By Kate Burgess and Alison Smith

One of the UK’s leading executive search groups has set out to boost the number of female chief executives of the UK’s top 100 companies to 25 by 2025.

Egon Zehnder, which advises about half of the UK’s FTSE 100 companies on succession planning and recruitment, says only 9 per cent of top executive jobs at British companies are filled by women.

The headhunter will launch its “25 by 25” drive formally next month.

The initiative comes three years after the government-backed Davies review which said by 2015 that 25 per cent of FTSE 100 board members should be women as a way of improving diversity and avoiding group think.

There are now five female chief executives of FTSE 100 companies.

However, Miranda Pode, Egon Zehnder’s UK managing partner, said: “The debate on executive diversity is lagging behind [that on] non-executive directors.”

Just under 23 per cent of board positions are now filled by women, up from 16 per cent in 2012 and 10 per cent a decade ago. However, most of the growth has been among female non-executive directors. Women account for 9 per cent of leading executive roles, against 7.6 per cent in 2012 and 5.6 per cent in 2010.

Ms Pode said: “To get to 25 [female chief executives] by 2025 will not just happen naturally. Organisations need to be galvanised. They need a catalyst. This is a call to action.”

Egon Zehnder said more women coming up through the executive ranks would leave for non-executive directorships if the number of female chief executive role models does not rise.

There has already been a steady stream of former executives who have switched careers to take on a portfolio of non-executive positions. These include Penny Hughes, a former Coca-Cola executive and now a non-executive director of Royal Bank of Scotland and Sara Weller, former executive at Home Retail who is now a non-executive director at the Lloyds Banking Group and United Utilities.

Ms Pode says: “Our focus is on helping Britain’s largest companies do more to develop and retain their best women – this is what we think will bring real change.”

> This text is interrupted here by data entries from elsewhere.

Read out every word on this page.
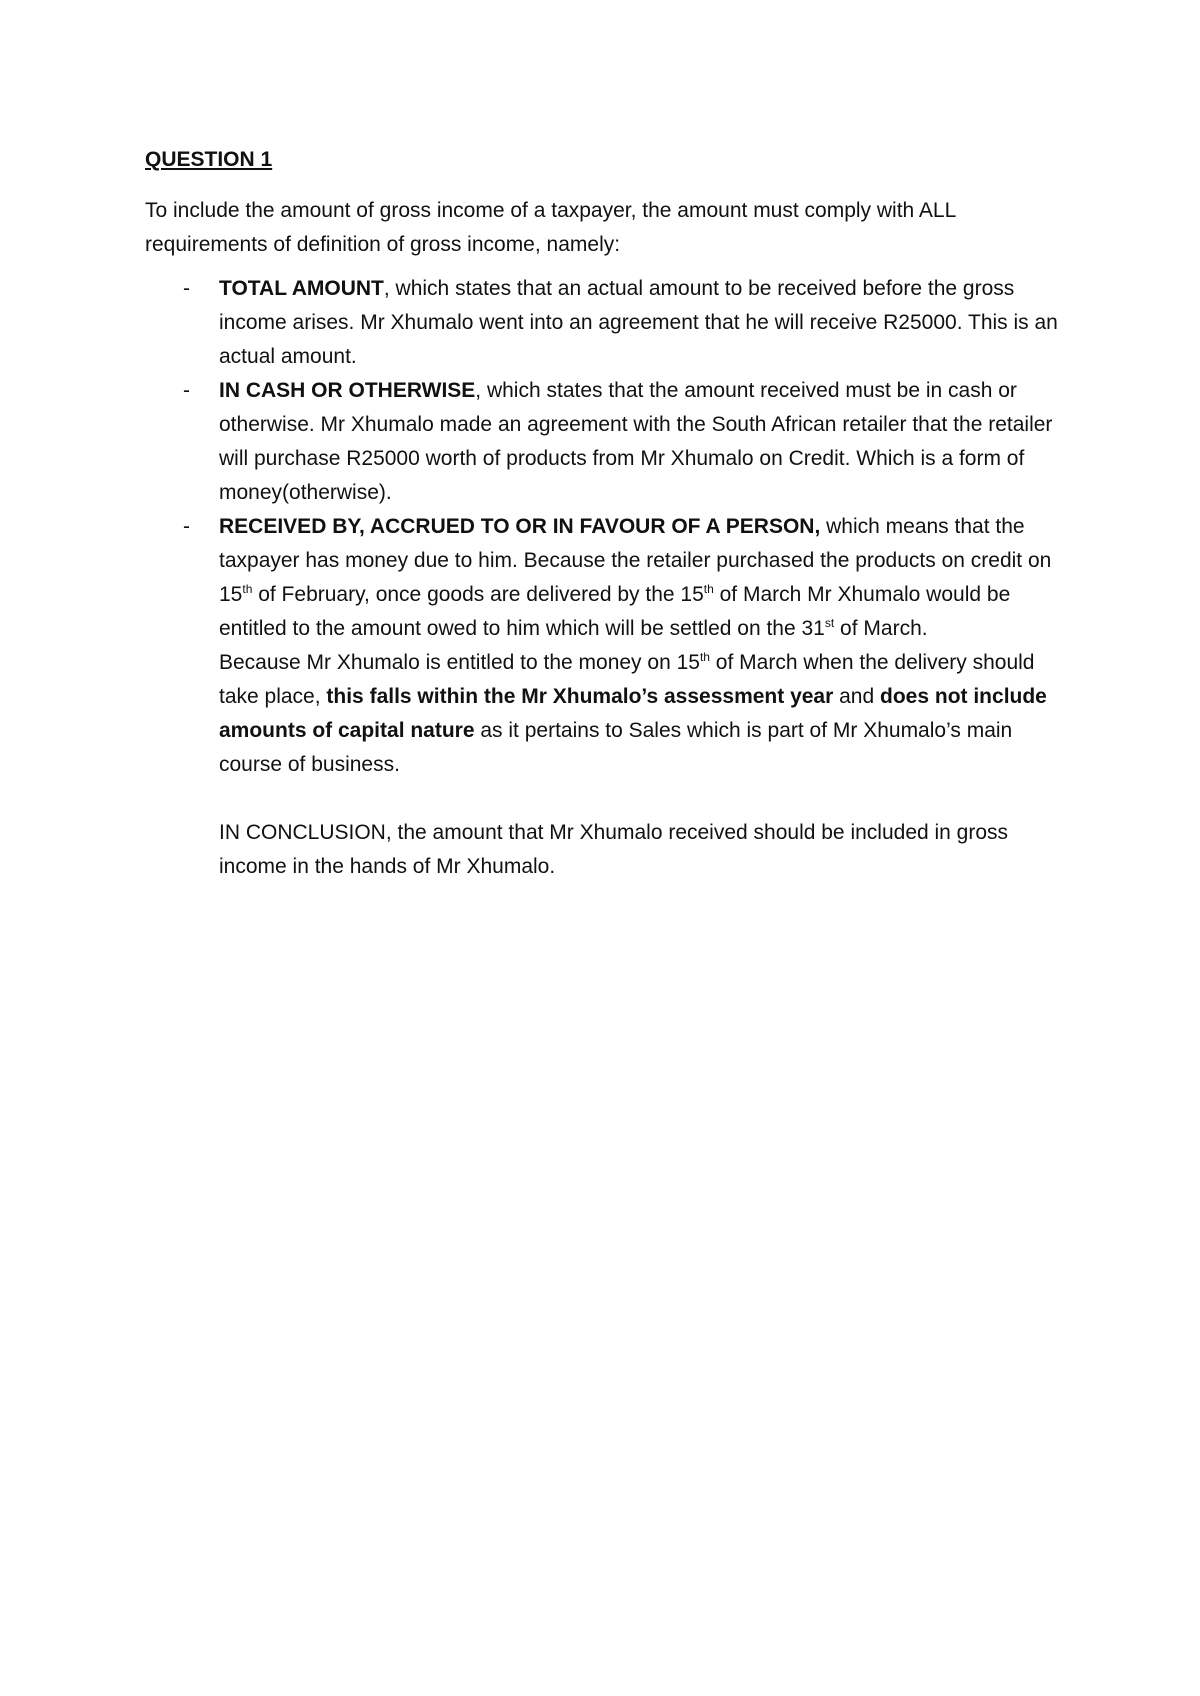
QUESTION 1

To include the amount of gross income of a taxpayer, the amount must comply with ALL requirements of definition of gross income, namely:

- TOTAL AMOUNT, which states that an actual amount to be received before the gross income arises. Mr Xhumalo went into an agreement that he will receive R25000. This is an actual amount.
- IN CASH OR OTHERWISE, which states that the amount received must be in cash or otherwise. Mr Xhumalo made an agreement with the South African retailer that the retailer will purchase R25000 worth of products from Mr Xhumalo on Credit. Which is a form of money(otherwise).
- RECEIVED BY, ACCRUED TO OR IN FAVOUR OF A PERSON, which means that the taxpayer has money due to him. Because the retailer purchased the products on credit on 15th of February, once goods are delivered by the 15th of March Mr Xhumalo would be entitled to the amount owed to him which will be settled on the 31st of March.

Because Mr Xhumalo is entitled to the money on 15th of March when the delivery should take place, this falls within the Mr Xhumalo’s assessment year and does not include amounts of capital nature as it pertains to Sales which is part of Mr Xhumalo’s main course of business.

IN CONCLUSION, the amount that Mr Xhumalo received should be included in gross income in the hands of Mr Xhumalo.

The group is aiming for one in six new chief executives who are appointed over the next decade to the UK’s largest companies to be women. On average about 17 FTSE 100 companies change their chiefs during a year. Two-thirds of chief executives are internal candidates, which suggests that companies have to do more to put women in their internal pipelines of potential candidates. Egon Zehnder is launching a programme for female executives with Mobius, the US career development group.